Comprehensive and changing testing guidelines, delays in test results, and contaminated test kits under the Trump administration all contributed to a lack of efficient and widespread coronavirus testing, SELF previously reported. Trump has falsely claimed that “if we didn’t test, we wouldn’t have cases”. As SELF previously reported, experts need more coronavirus testing, not less, to contain this virus. The Trump administration has also reportedly questioned the CDC’s coronavirus and children communication, urging the CDC to change its testing guidelines against the advice of scientists.

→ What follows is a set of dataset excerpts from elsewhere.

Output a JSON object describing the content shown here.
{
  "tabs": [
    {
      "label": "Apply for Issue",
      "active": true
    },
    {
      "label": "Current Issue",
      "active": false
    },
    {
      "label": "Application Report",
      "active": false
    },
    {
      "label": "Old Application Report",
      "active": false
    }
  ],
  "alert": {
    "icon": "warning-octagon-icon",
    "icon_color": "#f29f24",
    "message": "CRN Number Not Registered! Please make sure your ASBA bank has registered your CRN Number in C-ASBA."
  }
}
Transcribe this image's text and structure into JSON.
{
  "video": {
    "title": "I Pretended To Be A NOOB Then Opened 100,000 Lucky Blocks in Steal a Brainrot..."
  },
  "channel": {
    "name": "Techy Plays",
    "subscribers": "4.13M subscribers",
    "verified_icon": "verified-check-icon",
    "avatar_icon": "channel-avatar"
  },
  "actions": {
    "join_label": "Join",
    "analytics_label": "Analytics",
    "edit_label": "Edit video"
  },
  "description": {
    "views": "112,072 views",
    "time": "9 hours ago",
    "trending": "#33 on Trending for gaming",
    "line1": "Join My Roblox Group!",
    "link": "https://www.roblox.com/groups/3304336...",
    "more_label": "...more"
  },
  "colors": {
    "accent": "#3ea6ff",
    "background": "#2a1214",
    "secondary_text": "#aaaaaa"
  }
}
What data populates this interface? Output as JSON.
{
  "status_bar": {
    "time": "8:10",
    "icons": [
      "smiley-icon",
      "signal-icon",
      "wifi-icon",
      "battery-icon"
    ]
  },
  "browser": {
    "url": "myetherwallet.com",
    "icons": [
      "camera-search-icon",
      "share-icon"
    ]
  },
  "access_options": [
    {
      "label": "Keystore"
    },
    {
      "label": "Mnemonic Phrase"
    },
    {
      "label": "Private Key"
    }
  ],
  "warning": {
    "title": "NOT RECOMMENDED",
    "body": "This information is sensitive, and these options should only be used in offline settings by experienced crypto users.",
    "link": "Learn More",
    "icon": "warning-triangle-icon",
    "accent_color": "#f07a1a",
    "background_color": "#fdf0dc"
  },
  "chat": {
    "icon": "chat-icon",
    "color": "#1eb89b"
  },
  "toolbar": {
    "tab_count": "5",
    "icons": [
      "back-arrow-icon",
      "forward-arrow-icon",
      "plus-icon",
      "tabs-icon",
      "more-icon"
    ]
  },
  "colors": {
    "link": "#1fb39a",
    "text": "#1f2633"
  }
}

The desperate search for a COVID-19 vaccine may seem like a bright spot here, but the truth is a little grimmer. Several American pharmaceutical companies, including Pfizer, Moderna, and Johnson & Johnson, are conducting phase 3 studies, the final phase of the development process before the vaccine is approved. This is a record time considering that vaccines typically take several years to develop and test. This is in large part thanks to Operation Warp Speed, a Department of Health and Human Services (HHS) program that donated billions of dollars to pharmaceutical companies and accelerated vaccine development by authorizing vaccines to be made while they were still being made be tested. According to HHS, this reduces financial risk without compromising product quality.
The problem here is that Trump has suggested that a vaccine will be available before Election Day. Public health experts are very skeptical. The U.S. Food and Drug Administration (FDA) has passed tough new guidelines for approval for emergency use that would likely postpone the vaccine’s schedule after Election Day. The White House immediately blocked these guidelines, so the FDA is looking into other ways to make sure coronavirus vaccines are as safe and effective as possible New York Times. Nine pharmaceutical companies have signed a pledge that they will not fix any security gaps in the development of a COVID-19 vaccine.

To access health care:

During his 2016 presidential campaign, Trump promised to repeal and replace the Affordable Care Act (ACA, also known as Obamacare). His administration made many unsuccessful attempts before the Republican-led Congress passed the Tax Cuts and Employment Act in December 2017, which eliminated Obamacare’s individual mandate so that people now pay no penalty for leaving health insurance. In the expectation that more healthy people will stop buying insurance later on, insurers have already raised some insurance premiums. A 2019 analysis by the Kaiser Family Foundation found that health insurance premiums for ACA silver plans rose 32% in 2018, although many, but not all, of the people received subsidies that so far offset the price. According to the US Census Bureau, the uninsured rate for US citizens rose in 2018 for the first time since Obamacare’s death. In a report by the non-partisan budget office of Congress in May 2018, it is estimated that 6 million more uninsured people will be living between 2018 and 2023 due to the elimination of the individual mandate.